* Women switching drug have better outcome for next 6 years
* 18 pct more likely disease-free, 14 pct less likely to die
(Adds details, background)
BERLIN, Sept 22 Switching breast cancer patients
onto Pfizer's (PFE.N) Aromasin half way through a five-year
course of tamoxifen improves their chance of staying cancer-free
for at least the next six years, new research shows.
Aromasin, or exemestane, belongs to a newer class of breast
cancer drugs known as aromatase inhibitors.
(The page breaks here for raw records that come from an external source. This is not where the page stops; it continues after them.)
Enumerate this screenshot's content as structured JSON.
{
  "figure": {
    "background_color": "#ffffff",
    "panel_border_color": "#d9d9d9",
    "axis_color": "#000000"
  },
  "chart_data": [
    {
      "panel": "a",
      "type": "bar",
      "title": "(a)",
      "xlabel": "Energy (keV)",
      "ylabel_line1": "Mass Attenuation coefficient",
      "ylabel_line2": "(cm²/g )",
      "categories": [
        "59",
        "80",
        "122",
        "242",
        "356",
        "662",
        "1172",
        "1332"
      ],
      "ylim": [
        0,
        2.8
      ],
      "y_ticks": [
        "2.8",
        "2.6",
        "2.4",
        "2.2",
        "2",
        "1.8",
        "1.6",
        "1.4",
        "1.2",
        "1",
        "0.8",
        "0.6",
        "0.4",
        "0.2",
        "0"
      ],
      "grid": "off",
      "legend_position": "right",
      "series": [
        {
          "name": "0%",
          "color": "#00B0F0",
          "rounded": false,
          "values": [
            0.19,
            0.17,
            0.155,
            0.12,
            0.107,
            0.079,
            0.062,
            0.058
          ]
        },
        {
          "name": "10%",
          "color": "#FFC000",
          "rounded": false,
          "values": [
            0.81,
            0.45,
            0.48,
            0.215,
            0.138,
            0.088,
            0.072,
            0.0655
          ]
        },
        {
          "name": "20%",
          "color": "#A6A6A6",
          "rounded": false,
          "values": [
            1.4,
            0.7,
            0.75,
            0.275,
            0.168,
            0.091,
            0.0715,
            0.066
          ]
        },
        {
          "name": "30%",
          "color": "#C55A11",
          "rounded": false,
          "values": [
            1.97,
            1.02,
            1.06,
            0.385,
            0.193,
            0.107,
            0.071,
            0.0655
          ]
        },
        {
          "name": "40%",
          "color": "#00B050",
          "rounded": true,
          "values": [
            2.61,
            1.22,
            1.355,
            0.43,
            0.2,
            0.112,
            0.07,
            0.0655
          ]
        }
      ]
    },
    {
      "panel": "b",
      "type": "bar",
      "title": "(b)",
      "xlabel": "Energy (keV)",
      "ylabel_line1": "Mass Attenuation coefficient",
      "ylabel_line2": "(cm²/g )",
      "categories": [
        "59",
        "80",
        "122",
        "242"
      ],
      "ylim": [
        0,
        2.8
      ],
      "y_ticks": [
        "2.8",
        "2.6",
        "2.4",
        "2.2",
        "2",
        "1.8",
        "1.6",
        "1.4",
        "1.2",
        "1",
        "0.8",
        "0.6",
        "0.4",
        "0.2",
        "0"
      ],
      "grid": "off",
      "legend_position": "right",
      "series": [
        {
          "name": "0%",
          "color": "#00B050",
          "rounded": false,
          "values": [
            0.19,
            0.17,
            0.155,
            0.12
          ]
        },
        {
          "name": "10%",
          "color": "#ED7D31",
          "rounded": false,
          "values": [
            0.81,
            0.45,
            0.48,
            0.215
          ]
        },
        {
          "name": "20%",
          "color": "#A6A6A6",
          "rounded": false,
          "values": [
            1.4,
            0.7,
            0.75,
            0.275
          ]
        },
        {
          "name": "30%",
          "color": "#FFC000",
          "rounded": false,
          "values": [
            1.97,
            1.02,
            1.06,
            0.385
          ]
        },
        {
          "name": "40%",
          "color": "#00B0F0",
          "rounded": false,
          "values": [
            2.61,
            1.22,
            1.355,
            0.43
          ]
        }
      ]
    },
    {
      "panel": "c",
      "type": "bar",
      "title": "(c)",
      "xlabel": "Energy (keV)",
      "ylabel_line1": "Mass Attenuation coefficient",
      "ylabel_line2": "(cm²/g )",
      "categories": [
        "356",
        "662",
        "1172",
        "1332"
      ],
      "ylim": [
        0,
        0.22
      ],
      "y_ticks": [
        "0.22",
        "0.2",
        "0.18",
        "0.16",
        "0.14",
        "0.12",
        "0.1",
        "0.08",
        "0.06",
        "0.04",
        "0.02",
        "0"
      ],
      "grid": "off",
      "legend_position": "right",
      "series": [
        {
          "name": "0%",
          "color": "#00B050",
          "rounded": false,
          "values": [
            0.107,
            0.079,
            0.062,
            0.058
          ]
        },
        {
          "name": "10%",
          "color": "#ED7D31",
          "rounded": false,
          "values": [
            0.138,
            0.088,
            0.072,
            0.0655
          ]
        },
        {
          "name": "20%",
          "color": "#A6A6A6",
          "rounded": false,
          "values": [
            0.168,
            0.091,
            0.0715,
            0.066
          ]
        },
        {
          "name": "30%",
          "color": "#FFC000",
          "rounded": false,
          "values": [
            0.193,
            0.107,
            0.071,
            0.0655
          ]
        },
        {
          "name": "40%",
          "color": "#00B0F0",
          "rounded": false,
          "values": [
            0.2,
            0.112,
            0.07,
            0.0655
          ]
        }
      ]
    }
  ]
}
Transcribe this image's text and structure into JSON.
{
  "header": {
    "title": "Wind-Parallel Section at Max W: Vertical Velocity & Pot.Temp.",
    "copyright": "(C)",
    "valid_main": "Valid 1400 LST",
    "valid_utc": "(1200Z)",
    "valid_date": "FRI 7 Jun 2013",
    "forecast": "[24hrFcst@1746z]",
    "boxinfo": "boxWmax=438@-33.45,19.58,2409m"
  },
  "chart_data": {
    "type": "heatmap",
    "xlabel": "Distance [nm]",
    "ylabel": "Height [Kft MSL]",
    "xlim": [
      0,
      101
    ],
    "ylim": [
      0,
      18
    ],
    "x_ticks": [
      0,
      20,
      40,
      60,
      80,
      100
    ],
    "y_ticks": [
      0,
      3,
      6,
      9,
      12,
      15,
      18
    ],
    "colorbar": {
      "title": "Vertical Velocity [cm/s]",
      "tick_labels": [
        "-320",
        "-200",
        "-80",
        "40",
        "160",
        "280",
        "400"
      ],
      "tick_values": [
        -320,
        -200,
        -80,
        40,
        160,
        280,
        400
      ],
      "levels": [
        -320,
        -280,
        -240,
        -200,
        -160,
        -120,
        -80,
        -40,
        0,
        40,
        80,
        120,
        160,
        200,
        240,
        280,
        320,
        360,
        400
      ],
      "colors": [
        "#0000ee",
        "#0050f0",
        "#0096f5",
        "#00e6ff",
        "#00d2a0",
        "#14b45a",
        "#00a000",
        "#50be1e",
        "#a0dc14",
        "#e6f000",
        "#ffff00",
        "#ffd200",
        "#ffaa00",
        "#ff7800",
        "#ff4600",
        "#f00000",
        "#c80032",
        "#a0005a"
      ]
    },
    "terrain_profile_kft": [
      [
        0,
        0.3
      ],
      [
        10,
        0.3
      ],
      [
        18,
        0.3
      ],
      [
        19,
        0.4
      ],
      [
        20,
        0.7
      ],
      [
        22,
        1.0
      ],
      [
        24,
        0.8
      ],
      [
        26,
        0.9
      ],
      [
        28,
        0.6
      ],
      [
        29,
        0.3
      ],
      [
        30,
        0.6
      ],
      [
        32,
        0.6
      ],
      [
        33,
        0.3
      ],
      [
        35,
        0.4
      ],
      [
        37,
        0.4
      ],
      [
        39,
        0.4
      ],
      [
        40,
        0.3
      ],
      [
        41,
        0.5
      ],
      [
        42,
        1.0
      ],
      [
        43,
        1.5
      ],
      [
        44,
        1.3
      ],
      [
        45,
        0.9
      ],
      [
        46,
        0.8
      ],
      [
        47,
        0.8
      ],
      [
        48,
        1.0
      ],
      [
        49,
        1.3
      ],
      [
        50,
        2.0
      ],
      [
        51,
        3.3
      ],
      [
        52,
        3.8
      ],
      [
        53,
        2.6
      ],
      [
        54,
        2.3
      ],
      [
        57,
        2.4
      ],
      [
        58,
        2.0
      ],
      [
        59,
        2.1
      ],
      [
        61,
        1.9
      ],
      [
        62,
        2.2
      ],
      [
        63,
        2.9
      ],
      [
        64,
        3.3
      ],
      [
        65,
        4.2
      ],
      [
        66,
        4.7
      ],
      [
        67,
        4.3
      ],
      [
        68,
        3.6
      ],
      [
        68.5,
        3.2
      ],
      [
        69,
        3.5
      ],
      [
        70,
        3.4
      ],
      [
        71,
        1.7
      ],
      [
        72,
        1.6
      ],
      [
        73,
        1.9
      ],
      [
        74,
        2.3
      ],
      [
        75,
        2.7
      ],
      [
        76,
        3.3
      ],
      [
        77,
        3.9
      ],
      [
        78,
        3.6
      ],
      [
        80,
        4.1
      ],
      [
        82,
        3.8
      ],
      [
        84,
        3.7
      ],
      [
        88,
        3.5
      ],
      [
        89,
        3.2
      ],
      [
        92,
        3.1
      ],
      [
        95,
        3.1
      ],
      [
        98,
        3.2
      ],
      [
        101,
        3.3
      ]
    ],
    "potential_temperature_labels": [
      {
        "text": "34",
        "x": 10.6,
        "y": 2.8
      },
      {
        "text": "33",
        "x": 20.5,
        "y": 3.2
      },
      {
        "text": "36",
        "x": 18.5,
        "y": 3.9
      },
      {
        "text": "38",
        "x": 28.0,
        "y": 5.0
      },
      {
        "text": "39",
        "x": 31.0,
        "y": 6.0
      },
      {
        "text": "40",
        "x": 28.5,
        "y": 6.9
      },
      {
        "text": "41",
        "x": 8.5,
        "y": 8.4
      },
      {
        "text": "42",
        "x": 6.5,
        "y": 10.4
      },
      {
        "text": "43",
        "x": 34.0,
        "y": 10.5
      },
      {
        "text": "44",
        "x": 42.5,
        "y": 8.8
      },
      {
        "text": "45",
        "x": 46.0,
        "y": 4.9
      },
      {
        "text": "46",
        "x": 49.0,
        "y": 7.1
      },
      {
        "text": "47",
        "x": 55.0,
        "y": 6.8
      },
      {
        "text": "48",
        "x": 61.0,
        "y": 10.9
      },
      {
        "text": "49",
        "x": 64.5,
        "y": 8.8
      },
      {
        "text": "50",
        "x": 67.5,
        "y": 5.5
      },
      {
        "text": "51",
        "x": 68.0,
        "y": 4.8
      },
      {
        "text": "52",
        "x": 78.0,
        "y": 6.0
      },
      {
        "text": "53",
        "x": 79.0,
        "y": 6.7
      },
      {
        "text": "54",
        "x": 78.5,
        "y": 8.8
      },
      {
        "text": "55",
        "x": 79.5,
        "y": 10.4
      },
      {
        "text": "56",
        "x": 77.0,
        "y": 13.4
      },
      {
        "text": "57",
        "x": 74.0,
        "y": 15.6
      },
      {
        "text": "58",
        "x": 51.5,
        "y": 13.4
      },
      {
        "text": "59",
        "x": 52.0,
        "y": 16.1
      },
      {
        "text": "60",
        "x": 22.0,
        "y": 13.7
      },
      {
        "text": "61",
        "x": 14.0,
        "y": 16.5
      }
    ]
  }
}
They are being
increasingly used as an alternative to the older generic drug
tamoxifen for post-menopausal women with early breast cancer.
"We found that six years after changing treatment, women who
got exemestane (Aromasin) were 18 percent more likely to remain
disease free and were 14 percent less likely to die than those
who stayed on tamoxifen," Charles Coombes, head of oncology at
Imperial College in London said on Tuesday.
The updated results, presented at the ECCO-ESMO cancer
conference in Berlin, confirm that the benefits of switching
from tamoxifen mid-way through a 5-year course of the drug do
not seem to diminish over time, he said.
There are 1.29 million cases of breast cancer diagnosed
worldwide every year. About 75 percent of these cancers are
oestrogen-receptor positive, meaning they are susceptible to
treatment with drugs like tamoxifen and Aromasin.